(свалка)

Полонез
 
«… провести нашу жизнь друг подле друга, завороженными нашими мечтами: Вашей патриотической мечтой, нашей всечеловеческой мечтой и нашей научной мечтой. Из всех них, по моему мнению, только последняя законна…» (письмо к Марии, 1894)
 
Кружу над твоим запястьем, считаю язвы,
их будет больше, их с каждым днем все больше.
Как школьник над картой висну
над лоскутом Польши
и ниточкой Вислы,
не видишь разве.
Впитал как губка удушье «Пани Валевской»,
чтоб ты догадалась: мы рядом,
как прежде рядом.
О сроке распада, тем более полураспада
нам все еще мало известно.
 
Не вышло окутать духом,
пришел свеченьем,
собак распугал и мышь не догрызла сыра.
И блеск мой казался сверху страшней чем Пирров,
и прах, отравивший глину,
еще плачевней.
Ты пишешь в тетради «мы», но не веришь слову,
ревнитель единой веры в закон и опыт.
Я задним числом бросаюсь под конский топот,
чтобы трижды упасть
и трижды подняться снова.
 
Весь мир побежден, если новый листок исписан.
А я себя мнил обезумевшим корсиканцем,
пока на три доли азбучных истин танца,
почти не картавя,
вслух разбивал «Ма-ры-ся!»
Но стигмы уже обживали шелка ладоней,
когда ты сияла, ероша меня и гладя:
«как сей Новый Свет обозначит мсье в тетради?»
По складкам прочел с твоих губ и сказал: «полоний».
 
 
Утиная охота
 
А кто бы здесь назвал меня по имени –
ни старожила и ни пришлеца.
Две уточки с подрезанными крыльями,
два вскинувших лорнетки озерца.
И душу отразят, и не поморщатся,
и сумрачный не выкажут зрачок.
В реликтовом настенном одиночестве
и звуки, и зрачки -- наперечет.
Так жертвуешь всем этим, будто козырем,
и будто вовсе не игрок уже.
Крошит или раскрашивает озеро
на стеклышки для ложных витражей,
на водоросли, перышки и камешки
 
чужая, не фартовая рука.
Оглянешься на стены и поранишься
о донышко утиного зрачка,
об острое, соленое, граненое…
О хлебницу и чашку на столе.
Твердеешь и сливаешься с пилонами,
сыреющими заживо в земле.
Но кто бы здесь блаженствовал и нежился,
колено от какого праотца...
 
Родись ты хоть татарином, хоть нежинцем,
хоть уточкой родись у озерца.
 
 
Любовь
 
Ты всюду. В отлаженном ткацком станке водопада.

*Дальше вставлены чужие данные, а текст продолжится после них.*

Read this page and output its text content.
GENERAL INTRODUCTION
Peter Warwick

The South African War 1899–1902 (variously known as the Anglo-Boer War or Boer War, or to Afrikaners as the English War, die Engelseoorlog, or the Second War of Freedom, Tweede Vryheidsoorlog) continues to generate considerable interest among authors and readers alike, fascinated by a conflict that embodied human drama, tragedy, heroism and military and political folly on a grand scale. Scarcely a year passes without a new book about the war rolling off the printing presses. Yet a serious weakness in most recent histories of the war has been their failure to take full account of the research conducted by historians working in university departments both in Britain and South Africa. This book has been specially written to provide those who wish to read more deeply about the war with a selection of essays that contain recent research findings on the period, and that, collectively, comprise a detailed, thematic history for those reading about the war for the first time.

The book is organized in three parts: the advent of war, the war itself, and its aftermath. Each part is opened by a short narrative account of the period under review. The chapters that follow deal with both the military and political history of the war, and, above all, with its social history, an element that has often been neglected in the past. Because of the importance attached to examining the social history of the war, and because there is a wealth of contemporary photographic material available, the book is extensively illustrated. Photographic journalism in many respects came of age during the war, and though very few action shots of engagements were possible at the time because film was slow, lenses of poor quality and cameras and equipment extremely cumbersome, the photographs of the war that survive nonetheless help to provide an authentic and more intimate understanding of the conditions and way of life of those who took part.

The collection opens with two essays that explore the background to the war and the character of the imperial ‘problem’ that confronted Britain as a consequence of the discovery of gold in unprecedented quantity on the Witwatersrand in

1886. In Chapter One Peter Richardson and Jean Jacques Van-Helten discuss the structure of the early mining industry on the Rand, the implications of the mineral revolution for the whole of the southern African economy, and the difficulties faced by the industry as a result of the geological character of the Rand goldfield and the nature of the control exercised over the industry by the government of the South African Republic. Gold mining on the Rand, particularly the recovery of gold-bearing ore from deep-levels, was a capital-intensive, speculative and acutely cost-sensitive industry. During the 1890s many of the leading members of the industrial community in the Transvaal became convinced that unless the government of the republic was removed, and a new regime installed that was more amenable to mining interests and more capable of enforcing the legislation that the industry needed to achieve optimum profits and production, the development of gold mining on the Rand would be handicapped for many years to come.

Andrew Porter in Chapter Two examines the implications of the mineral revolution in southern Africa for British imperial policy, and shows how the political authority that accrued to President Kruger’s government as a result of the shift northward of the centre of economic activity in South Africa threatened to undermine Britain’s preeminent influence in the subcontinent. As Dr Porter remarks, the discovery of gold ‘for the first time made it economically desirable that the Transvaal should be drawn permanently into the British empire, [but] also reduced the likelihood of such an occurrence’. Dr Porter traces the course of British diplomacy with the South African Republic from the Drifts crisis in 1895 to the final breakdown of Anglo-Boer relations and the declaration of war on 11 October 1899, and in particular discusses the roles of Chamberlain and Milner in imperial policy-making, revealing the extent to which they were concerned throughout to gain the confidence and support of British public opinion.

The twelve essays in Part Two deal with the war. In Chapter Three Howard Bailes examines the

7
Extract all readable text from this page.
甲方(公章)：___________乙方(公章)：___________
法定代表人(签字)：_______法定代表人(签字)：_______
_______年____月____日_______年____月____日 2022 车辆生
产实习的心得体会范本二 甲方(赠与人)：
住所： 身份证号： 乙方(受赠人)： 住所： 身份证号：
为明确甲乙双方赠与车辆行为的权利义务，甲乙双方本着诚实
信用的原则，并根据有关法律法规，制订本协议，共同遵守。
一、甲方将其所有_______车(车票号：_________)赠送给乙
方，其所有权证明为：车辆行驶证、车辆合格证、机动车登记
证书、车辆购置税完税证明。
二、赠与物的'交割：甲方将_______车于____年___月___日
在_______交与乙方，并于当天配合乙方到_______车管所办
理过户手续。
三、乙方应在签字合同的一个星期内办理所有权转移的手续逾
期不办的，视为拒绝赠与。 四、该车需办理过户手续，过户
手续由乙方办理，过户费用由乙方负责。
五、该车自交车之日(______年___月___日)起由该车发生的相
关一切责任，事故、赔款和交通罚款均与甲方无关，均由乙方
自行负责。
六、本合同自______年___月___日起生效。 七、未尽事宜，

В сухом чернолесье пролившийся вдруг Баден-Баден.
В уверенном почерке строк (в неуверенном боле).
В кобыльем дыханье. В обузданной плоти – доколе? –
ты мимо звучишь на затертых дорожках love story,
надменная льдина горчайшего белого моря.
Тебе ль привыкать под ритмичною тенью кирзовой
быть в красном и черном пасущихся божьих коровок.
 
Ты стонешь. Ночами от жажды твой голос утрачен.
К утру засыпаешь, от жара и боли и плача
так дети, намаявшись, изнемогают, наверно.
Ты легкое неба с прокуренной бесом каверной.
В убогом краю тяготишься дарованным раем,
себе топором – по избе – колыму воздвигая,
чтоб песни слагать об утраченной вольнице. Кто ты,
крапленая черною меткой, пометом, полетом…
 
Как хищная птица, кружа над дорогой промерзлой,
оставишь в скорлупах зимы разоренные гнезда.
Какой-нибудь аист, домой возвратившийся в марте,
всплеснул бы крылом, не смекая: размаха не хватит.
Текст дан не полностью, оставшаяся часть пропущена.